Muitos cientistas chegaram já à conclusão de que está hoje em causa a sobrevivência da própria civilização humana. Atingimos um momento crucial da nossa evolução biológica e social. Nunca na história a necessidade da contribuição do budismo para o bem de todos os seres se impôs com tamanha urgência. Por intermédio das quatro nobres verdades dispomos de um quadro que permite traçar um diagnóstico sobre a nossa situação atual e, assim, definir as grandes linhas de uma solução: as ameaças e catástrofes que nos assombram provêm em última instância do espírito humano, pelo que exigem uma fundamental mutação do nosso espírito. Se o sofrimento individual nasce do apego e da ignorância (dos três venenos: apego, ódio e ignorância), o mesmo sucede quanto ao sofrimento que experimentamos em escala coletiva. A urgência ecológica atual confronta-nos com o eterno sofrimento humano, de uma forma desmedida. Nós sofremos como indivíduos mas também como espécie, de um “eu” que se vê como separado não só dos outros mas também da própria Terra. Como diz Thich Nhat Hanh: “Nós estamos aqui para despertar da ilusão da nossa separação”. Devemos acordar e compreender que a Terra é tanto nossa mãe como nossa casa. Desde logo, o cordão umbilical que a ela nos liga não pode ser cortado. Se a terra adoece, nós também adoecemos porque somos parte integrante dela. As nossas atuais relações econômicas e tecnológicas com a biosfera não são viáveis. A fim de sobreviver às duras transformações que se avizinham, os nossos modos de vida e as nossas expectativas devem mudar. Isto supõe não só novos comportamentos, mas também novos valores. O ensinamento budista segundo o qual a saúde global das pessoas e da sociedade depende do bem-estar interior, e não apenas de indicadores econômicos, permite-nos definir as transformações pessoais e sociais que devemos empreender.

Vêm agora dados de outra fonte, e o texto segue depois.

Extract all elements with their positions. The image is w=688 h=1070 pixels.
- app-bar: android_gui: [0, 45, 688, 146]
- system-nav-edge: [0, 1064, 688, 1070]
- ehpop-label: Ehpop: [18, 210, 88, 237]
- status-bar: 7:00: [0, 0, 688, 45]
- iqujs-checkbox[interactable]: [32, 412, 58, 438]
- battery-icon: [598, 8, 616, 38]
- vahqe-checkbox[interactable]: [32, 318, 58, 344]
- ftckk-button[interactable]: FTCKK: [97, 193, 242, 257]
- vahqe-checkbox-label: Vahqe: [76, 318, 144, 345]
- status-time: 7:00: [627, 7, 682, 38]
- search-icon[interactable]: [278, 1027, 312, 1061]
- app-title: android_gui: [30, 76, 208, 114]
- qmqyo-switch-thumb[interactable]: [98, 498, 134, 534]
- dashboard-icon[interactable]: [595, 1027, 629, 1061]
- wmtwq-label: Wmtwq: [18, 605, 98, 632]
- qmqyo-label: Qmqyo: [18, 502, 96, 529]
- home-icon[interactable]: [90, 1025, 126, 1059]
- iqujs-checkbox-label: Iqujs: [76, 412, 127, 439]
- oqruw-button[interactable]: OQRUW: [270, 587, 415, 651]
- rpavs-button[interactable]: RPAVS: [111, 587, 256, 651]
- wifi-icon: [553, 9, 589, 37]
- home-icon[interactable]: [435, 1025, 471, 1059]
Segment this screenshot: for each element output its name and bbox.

No plano individual, devemos adotar comportamentos que manifestem a nossa consciência ecológica no quotidiano, reduzindo assim a nossa pegada de carbono. Para aqueles que vivem em economias desenvolvidas, isto implica modernizar e isolar as casas e os lugares de trabalho para obter um melhor rendimento energético; reduzir o aquecimento no Inverno e o ar condicionado no Verão; utilizar lâmpadas e eletrodomésticos de baixo consumo; desligar os aparelhos elétricos que não estão em uso; conduzir carros que consumam o menos possível; diminuir o consumo de carne, favorecendo uma alimentação vegetariana, mais saudável e mais respeitadora do ambiente.

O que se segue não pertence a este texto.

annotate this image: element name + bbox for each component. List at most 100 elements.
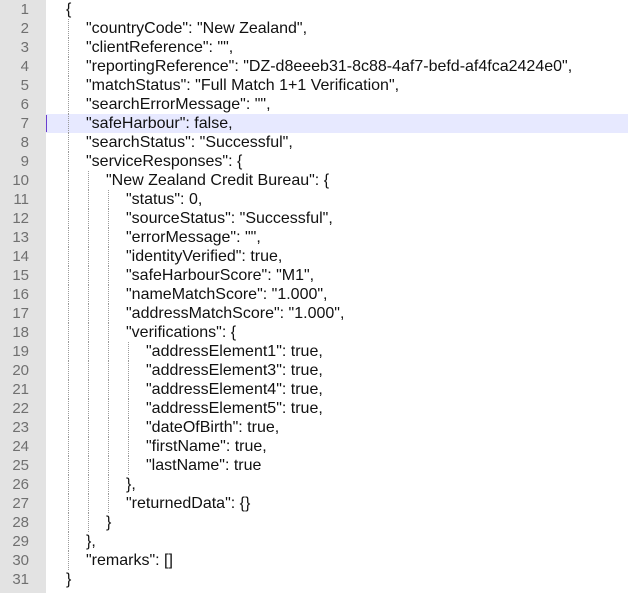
code-line-area[interactable]: "searchStatus": "Successful",: [46, 133, 628, 152]
code-line-area[interactable]: "matchStatus": "Full Match 1+1 Verificat…: [46, 76, 628, 95]
code-line[interactable]: 10 "New Zealand Credit Bureau": {: [0, 171, 628, 190]
code-line[interactable]: 16 "nameMatchScore": "1.000",: [0, 285, 628, 304]
code-line[interactable]: 23 "dateOfBirth": true,: [0, 418, 628, 437]
code-line-area[interactable]: "New Zealand Credit Bureau": {: [46, 171, 628, 190]
code-line-area[interactable]: "serviceResponses": {: [46, 152, 628, 171]
code-text[interactable]: }: [106, 513, 111, 532]
code-text[interactable]: "searchErrorMessage": "",: [86, 95, 271, 114]
code-text[interactable]: "New Zealand Credit Bureau": {: [106, 171, 329, 190]
code-line-area[interactable]: "addressElement4": true,: [46, 380, 628, 399]
code-text[interactable]: "addressElement3": true,: [146, 361, 323, 380]
code-line[interactable]: 6 "searchErrorMessage": "",: [0, 95, 628, 114]
code-line[interactable]: 4 "reportingReference": "DZ-d8eeeb31-8c88…: [0, 57, 628, 76]
code-text[interactable]: "errorMessage": "",: [126, 228, 261, 247]
code-line[interactable]: 25 "lastName": true: [0, 456, 628, 475]
code-text[interactable]: "countryCode": "New Zealand",: [86, 19, 307, 38]
code-line-area[interactable]: "sourceStatus": "Successful",: [46, 209, 628, 228]
code-text[interactable]: "reportingReference": "DZ-d8eeeb31-8c88-…: [86, 57, 572, 76]
code-text[interactable]: "dateOfBirth": true,: [146, 418, 279, 437]
code-text[interactable]: "returnedData": {}: [126, 494, 250, 513]
code-text[interactable]: "identityVerified": true,: [126, 247, 282, 266]
code-line-area[interactable]: "firstName": true,: [46, 437, 628, 456]
code-line[interactable]: 19 "addressElement1": true,: [0, 342, 628, 361]
code-line-area[interactable]: "dateOfBirth": true,: [46, 418, 628, 437]
code-line[interactable]: 29},: [0, 532, 628, 551]
code-text[interactable]: "serviceResponses": {: [86, 152, 242, 171]
indent-guide: [88, 190, 89, 209]
code-line[interactable]: 12 "sourceStatus": "Successful",: [0, 209, 628, 228]
code-line[interactable]: 22 "addressElement5": true,: [0, 399, 628, 418]
code-line[interactable]: 30 "remarks": []: [0, 551, 628, 570]
code-line[interactable]: 8 "searchStatus": "Successful",: [0, 133, 628, 152]
code-text[interactable]: "searchStatus": "Successful",: [86, 133, 293, 152]
code-text[interactable]: "nameMatchScore": "1.000",: [126, 285, 327, 304]
code-line-area[interactable]: "status": 0,: [46, 190, 628, 209]
code-line[interactable]: 26},: [0, 475, 628, 494]
indent-guide: [108, 247, 109, 266]
code-line-area[interactable]: "safeHarbourScore": "M1",: [46, 266, 628, 285]
code-line[interactable]: 21 "addressElement4": true,: [0, 380, 628, 399]
code-line-area[interactable]: "identityVerified": true,: [46, 247, 628, 266]
code-line-area[interactable]: "errorMessage": "",: [46, 228, 628, 247]
code-text[interactable]: "matchStatus": "Full Match 1+1 Verificat…: [86, 76, 399, 95]
code-line-area[interactable]: },: [46, 475, 628, 494]
code-text[interactable]: "safeHarbour": false,: [86, 114, 233, 133]
code-line-area[interactable]: "addressElement3": true,: [46, 361, 628, 380]
code-line[interactable]: 31}: [0, 570, 628, 589]
code-line[interactable]: 2 "countryCode": "New Zealand",: [0, 19, 628, 38]
code-line[interactable]: 3 "clientReference": "",: [0, 38, 628, 57]
code-line-area[interactable]: "addressElement1": true,: [46, 342, 628, 361]
code-text[interactable]: "addressElement4": true,: [146, 380, 323, 399]
code-text[interactable]: "verifications": {: [126, 323, 236, 342]
code-line-area[interactable]: }: [46, 570, 628, 589]
code-text[interactable]: },: [126, 475, 136, 494]
code-line-area[interactable]: }: [46, 513, 628, 532]
code-line[interactable]: 1{: [0, 0, 628, 19]
code-text[interactable]: "firstName": true,: [146, 437, 267, 456]
code-line-area[interactable]: "countryCode": "New Zealand",: [46, 19, 628, 38]
code-text[interactable]: "clientReference": "",: [86, 38, 233, 57]
code-editor[interactable]: 1{2 "countryCode": "New Zealand", 3 "client…: [0, 0, 628, 593]
code-line-area[interactable]: "searchErrorMessage": "",: [46, 95, 628, 114]
code-text[interactable]: "status": 0,: [126, 190, 202, 209]
code-line-area[interactable]: "verifications": {: [46, 323, 628, 342]
code-line-area[interactable]: "addressMatchScore": "1.000",: [46, 304, 628, 323]
code-line[interactable]: 13 "errorMessage": "",: [0, 228, 628, 247]
code-line[interactable]: 5 "matchStatus": "Full Match 1+1 Verifica…: [0, 76, 628, 95]
code-text[interactable]: }: [66, 570, 71, 589]
code-text[interactable]: "safeHarbourScore": "M1",: [126, 266, 314, 285]
code-line[interactable]: 7 "safeHarbour": false,: [0, 114, 628, 133]
indent-guide: [88, 266, 89, 285]
code-line-area[interactable]: "addressElement5": true,: [46, 399, 628, 418]
code-text[interactable]: "addressMatchScore": "1.000",: [126, 304, 344, 323]
code-line-area[interactable]: "reportingReference": "DZ-d8eeeb31-8c88-…: [46, 57, 628, 76]
code-text[interactable]: "addressElement5": true,: [146, 399, 323, 418]
code-line[interactable]: 15 "safeHarbourScore": "M1",: [0, 266, 628, 285]
code-line-area[interactable]: "lastName": true: [46, 456, 628, 475]
code-text[interactable]: "sourceStatus": "Successful",: [126, 209, 333, 228]
code-line[interactable]: 27 "returnedData": {}: [0, 494, 628, 513]
code-line[interactable]: 14 "identityVerified": true,: [0, 247, 628, 266]
indent-guide: [108, 266, 109, 285]
code-line[interactable]: 28}: [0, 513, 628, 532]
code-line-area[interactable]: "remarks": []: [46, 551, 628, 570]
code-line-area[interactable]: {: [46, 0, 628, 19]
code-text[interactable]: "lastName": true: [146, 456, 261, 475]
code-line[interactable]: 18 "verifications": {: [0, 323, 628, 342]
code-text[interactable]: "remarks": []: [86, 551, 173, 570]
code-line-area[interactable]: },: [46, 532, 628, 551]
indent-guide: [88, 285, 89, 304]
code-line[interactable]: 20 "addressElement3": true,: [0, 361, 628, 380]
code-line[interactable]: 17 "addressMatchScore": "1.000",: [0, 304, 628, 323]
code-line[interactable]: 11 "status": 0,: [0, 190, 628, 209]
code-text[interactable]: {: [66, 0, 71, 19]
code-line[interactable]: 9 "serviceResponses": {: [0, 152, 628, 171]
indent-guide: [108, 380, 109, 399]
code-line-area[interactable]: "returnedData": {}: [46, 494, 628, 513]
code-line-area[interactable]: "safeHarbour": false,: [46, 114, 628, 133]
code-line-area[interactable]: "nameMatchScore": "1.000",: [46, 285, 628, 304]
code-text[interactable]: "addressElement1": true,: [146, 342, 323, 361]
code-line-area[interactable]: "clientReference": "",: [46, 38, 628, 57]
code-line[interactable]: 24 "firstName": true,: [0, 437, 628, 456]
code-text[interactable]: },: [86, 532, 96, 551]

Estas iniciativas individuais, todavia, por si só, não são suficientes para evitar futuras catástrofes. Devemos igualmente empreender transformações institucionais, no plano tecnológico e no plano econômico. Logo que possível, devemos “descarbonizar” as nossas produções energéticas, substituindo as energias fosseis por fontes de energia renováveis que são ilimitadas, inofensivas e que estão em harmonia com a natureza. Devemos particularmente parar com a construção de novas centrais a carvão, uma vez que esta é, de longe, a fonte mais poluente e mais perigosa de emissões de carbono na atmosfera. Inteligentemente exploradas, as energias eólica, solar, das marés e geotérmica poderiam fornecer toda a eletricidade de que necessitamos sem prejudicar a biosfera. Cerca de um quarto das emissões de carbono mundiais são devidas ao desflorestamento, pelo que deveremos inverter o processo de destruição das florestas, em particular a faixa das florestas tropicais onde vive a maior parte das espécies animais e vegetais.
Torna-se hoje evidente que é igualmente necessário proceder a alterações significativas na organização do nosso sistema econômico. O aquecimento global encontra-se estreitamente ligado às monstruosas quantidades de energia que as nossas indústrias devoram a fim de dar resposta aos níveis de consumo que correspondem às expectativas de tantos de entre nós. De um ponto de vista budista, uma economia sã e duradoura deve reger-se pelo princípio da suficiência: a chave da felicidade encontra-se na satisfação e não numa multiplicação crescente de bens e produtos. O comportamento compulsivo que leva a um consumo crescente é expressão de apego, aquela disposição que o Buda identificou como sendo a principal causa do sofrimento.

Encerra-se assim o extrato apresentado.